Lorsqu’on examine en profondeur le parcours d’un citoyen au sein des services de soins de santé, nos données montrent que la moyenne provinciale estompe le portrait réel de ce qui se passe vraiment dans la province. Seuls les chiffres locaux nous permettent vraiment de mesurer à quel point la qualité des services de santé varie d’une région à l’autre dans la province et à quel point certaines communautés s’en tirent mieux ou moins bien que d’autres. En ce qui concerne la planification axée sur les besoins, certains éléments indiquent que les ressources ne sont pas les mêmes dans toute la province.
Répartition des médecins
Lorsqu’on examine la répartition des médecins de famille dans la province, on constate qu’il y a 12 médecins de famille pour 10 000 habitants dans les zones 2 (région de Fundy et de Saint John) et 3 (région de Fredericton et de la vallée), et 17 pour 10 000 habitants dans la Zone 4 (région de Madawaska et du Nord-Ouest).

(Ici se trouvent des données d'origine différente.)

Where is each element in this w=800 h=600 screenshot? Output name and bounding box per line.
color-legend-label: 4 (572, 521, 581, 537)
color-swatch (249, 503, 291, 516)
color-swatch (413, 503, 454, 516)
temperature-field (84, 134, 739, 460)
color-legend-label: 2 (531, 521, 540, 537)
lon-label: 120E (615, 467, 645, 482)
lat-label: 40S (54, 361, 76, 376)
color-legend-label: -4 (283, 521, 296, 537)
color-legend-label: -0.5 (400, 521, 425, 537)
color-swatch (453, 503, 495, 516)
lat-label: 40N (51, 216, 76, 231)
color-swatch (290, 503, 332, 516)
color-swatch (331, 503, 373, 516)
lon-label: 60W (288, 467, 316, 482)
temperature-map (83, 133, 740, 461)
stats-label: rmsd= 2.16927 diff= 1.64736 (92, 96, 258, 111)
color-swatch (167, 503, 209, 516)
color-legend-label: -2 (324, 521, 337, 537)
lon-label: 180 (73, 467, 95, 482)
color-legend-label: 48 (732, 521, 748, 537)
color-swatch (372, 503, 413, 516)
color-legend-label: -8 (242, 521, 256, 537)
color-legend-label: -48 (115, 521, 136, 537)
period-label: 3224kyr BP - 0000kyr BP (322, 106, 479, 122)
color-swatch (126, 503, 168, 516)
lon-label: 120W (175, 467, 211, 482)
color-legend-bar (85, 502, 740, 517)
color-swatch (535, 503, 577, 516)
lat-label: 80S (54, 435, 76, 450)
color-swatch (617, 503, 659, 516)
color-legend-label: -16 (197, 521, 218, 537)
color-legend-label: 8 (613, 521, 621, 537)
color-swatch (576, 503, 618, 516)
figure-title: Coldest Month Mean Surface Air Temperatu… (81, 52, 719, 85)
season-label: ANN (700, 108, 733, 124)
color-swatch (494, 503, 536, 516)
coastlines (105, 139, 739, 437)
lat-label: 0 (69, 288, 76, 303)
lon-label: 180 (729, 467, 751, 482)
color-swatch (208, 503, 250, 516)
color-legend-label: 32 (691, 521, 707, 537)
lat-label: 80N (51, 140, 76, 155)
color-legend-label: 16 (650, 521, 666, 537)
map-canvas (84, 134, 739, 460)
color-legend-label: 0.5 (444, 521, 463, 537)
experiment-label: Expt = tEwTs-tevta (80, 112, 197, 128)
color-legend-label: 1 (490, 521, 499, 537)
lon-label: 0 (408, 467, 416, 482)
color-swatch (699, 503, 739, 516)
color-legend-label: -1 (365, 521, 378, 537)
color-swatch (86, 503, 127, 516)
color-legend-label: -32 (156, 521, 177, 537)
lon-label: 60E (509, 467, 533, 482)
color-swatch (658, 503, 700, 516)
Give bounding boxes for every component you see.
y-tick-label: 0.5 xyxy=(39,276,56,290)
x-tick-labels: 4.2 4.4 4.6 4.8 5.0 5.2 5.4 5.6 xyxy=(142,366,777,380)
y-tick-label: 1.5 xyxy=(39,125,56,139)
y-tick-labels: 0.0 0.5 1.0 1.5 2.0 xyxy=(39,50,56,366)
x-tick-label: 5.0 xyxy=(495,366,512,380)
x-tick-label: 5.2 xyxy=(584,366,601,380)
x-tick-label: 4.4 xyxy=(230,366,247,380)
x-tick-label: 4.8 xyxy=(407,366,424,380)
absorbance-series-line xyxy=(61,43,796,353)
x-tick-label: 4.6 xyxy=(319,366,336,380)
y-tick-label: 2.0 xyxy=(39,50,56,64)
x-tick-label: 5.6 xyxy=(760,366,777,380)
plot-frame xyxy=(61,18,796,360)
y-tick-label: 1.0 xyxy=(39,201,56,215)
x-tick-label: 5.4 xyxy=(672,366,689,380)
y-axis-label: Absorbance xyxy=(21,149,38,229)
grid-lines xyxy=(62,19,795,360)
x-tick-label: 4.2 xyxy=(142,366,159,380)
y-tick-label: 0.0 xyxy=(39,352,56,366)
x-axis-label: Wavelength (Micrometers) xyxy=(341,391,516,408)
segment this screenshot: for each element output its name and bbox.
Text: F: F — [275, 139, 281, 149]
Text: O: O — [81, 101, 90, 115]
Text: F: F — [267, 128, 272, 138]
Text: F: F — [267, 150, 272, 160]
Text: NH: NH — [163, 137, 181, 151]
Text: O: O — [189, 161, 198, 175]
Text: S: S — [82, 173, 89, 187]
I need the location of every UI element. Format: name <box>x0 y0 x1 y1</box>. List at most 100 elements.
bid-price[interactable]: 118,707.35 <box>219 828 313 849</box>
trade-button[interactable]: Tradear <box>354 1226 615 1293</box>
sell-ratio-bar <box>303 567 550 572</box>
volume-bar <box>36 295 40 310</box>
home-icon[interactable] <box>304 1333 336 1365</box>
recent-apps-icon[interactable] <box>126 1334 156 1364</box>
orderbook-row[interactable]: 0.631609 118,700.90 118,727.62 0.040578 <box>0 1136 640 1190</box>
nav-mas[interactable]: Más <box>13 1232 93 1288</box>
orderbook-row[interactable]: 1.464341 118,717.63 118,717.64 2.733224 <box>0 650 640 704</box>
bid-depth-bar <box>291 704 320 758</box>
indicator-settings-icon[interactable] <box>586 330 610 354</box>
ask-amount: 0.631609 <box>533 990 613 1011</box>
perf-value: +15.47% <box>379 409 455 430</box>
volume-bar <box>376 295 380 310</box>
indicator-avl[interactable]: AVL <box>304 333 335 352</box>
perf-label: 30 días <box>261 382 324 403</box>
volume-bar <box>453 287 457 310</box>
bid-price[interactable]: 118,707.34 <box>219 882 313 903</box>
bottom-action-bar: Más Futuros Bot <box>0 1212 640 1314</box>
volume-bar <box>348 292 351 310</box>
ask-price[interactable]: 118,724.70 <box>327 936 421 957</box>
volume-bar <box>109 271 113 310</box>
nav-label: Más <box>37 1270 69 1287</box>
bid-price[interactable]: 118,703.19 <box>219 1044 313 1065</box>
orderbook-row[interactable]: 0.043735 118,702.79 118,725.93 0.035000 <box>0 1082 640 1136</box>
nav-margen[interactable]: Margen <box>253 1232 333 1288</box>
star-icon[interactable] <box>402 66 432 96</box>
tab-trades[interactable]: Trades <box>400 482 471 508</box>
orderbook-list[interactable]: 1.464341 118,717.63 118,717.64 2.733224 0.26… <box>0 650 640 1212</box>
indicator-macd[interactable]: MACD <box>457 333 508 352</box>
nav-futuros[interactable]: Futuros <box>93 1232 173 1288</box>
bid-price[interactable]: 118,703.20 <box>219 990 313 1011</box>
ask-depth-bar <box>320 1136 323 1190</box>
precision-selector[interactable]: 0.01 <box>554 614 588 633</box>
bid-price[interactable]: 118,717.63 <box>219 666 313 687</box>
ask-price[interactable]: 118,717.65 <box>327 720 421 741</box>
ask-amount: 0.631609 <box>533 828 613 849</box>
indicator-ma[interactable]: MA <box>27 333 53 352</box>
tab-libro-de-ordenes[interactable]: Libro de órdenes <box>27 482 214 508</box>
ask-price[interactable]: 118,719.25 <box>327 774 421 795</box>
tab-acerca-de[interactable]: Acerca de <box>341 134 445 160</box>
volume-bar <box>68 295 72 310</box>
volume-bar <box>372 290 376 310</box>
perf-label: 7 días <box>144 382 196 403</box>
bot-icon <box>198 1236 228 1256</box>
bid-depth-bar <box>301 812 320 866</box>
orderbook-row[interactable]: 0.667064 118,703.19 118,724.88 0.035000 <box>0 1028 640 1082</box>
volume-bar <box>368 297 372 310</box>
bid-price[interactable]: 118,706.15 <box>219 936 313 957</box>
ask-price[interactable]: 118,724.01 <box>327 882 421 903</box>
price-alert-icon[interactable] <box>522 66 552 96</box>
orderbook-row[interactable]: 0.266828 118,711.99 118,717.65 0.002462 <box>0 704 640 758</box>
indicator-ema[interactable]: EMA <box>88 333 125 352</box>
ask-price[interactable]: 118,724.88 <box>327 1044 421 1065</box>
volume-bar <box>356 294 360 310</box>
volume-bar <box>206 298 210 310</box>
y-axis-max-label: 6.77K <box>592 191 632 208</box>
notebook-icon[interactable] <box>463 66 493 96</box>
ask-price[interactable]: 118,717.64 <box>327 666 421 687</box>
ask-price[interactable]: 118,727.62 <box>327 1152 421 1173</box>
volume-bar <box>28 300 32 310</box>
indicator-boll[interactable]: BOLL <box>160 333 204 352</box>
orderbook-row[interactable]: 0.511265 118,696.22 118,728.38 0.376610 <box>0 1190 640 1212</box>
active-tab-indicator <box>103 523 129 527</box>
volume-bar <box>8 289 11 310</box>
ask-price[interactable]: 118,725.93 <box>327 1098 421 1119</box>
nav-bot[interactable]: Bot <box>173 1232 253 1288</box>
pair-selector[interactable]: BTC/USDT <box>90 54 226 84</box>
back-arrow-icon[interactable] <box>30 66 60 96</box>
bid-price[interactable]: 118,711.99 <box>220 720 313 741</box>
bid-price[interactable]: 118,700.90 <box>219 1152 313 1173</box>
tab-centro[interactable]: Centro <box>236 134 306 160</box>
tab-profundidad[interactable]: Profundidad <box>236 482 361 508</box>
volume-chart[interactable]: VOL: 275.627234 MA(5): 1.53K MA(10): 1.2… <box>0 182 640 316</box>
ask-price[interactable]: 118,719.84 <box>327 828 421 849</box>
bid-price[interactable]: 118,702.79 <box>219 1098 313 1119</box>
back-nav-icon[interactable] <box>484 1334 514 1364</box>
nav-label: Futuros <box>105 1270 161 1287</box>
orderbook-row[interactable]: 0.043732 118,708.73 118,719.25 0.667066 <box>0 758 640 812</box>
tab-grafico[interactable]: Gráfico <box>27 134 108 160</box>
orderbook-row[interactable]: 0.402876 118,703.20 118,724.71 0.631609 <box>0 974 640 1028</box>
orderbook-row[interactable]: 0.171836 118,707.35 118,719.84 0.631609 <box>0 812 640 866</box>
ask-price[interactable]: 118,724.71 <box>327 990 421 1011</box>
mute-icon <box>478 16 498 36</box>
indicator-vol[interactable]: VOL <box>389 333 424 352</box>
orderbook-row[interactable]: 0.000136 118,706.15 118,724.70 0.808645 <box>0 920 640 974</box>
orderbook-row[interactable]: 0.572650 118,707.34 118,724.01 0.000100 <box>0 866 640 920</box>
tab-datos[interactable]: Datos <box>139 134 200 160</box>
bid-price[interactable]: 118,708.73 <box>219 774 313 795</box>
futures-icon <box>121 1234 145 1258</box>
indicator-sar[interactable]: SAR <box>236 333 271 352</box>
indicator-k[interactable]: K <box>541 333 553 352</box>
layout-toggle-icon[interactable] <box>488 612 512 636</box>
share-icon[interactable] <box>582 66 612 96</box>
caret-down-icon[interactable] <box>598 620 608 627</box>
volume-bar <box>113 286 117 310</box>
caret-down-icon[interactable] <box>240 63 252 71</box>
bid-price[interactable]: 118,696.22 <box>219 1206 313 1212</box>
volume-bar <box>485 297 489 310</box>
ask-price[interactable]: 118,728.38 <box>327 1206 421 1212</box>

Citoyens qui ont un médecin de famille
Cependant, lorsqu’on regarde qui a déclaré avoir un médecin de famille, les zones où il y a le plus de médecins de famille par population population (par exemple, la Zone 4 - région de Madawaska et du Nord-Ouest) ne sont pas nécessairement celles où le plus de citoyens ont un médecin de famille (par exemple, Zone 1 - région de Moncton et du Sud-Est et Zone 6 - région de Bathurst et de la Péninsule acadienne).
Accès en temps opportun à un médecin de famille
De plus, le fait d’avoir un médecin de famille ne signifie pas nécessairement qu’on puisse le consulter en temps opportun. La Zone 4 compte le plus grand nombre de médecins pour 10 000 citoyens : 90 % affirment avoir un médecin de famille habituel. Pourtant, seulement 40 % des citoyens de cette zone sont en mesure d’obtenir un rendez-vous avec leur médecin de famille dans un délai de cinq jours, contre 62 % pour ceux qui vivent dans la zone 2, qui compte le plus faible taux de médecins.
Conclusions
L’équité, l’une des dimensions clés de la qualité des services de santé, est définie comme la capacité de fournir des soins ou des services de qualité à tous, peu importe où ils vivent et qui ils sont. Nous avons démontré, dans cet article, qu’il y a une grande variabilité selon l'endroit où les citoyens habitent :
- dans leur capacité à recevoir des services de santé
- dans leur expérience vécue des services de santé
- dans les résultats obtenus en utilisant les services de santé
La variabilité qui existe entre les communautés et les régions est un symptôme d’un système de santé qui se doit d'être plus équitable. Les citoyens s’attendent à recevoir un niveau uniforme de santé, peu importe où ils vivent.
Il est largement reconnu que cette variabilité de la qualité des services de santé est un défi au Nouveau-Brunswick (ainsi qu'ailleurs au pays) et il est à présent impératif que cette situation soit confrontée pour atténuer l’iniquité qui existe.
Un mauvais rendement des services de santé primaires, par le biais d’un accroissement de maladies, déclenche une augmentation potentiellement évitable dans la demande de services hospitaliers. Dans l'avenir, la planification et la gestion des services de santé primaires devront maximiser les rôles de tous les professionnels de santé en lien avec les besoins des citoyens dans leur communauté respective. En 2017-2018, le CSNB a recommandé le développement d’un cadre de responsabilisation pour clarifier les responsabilités au sein des services de santé primaires et adresser les iniquités au niveau des zones et des communautés.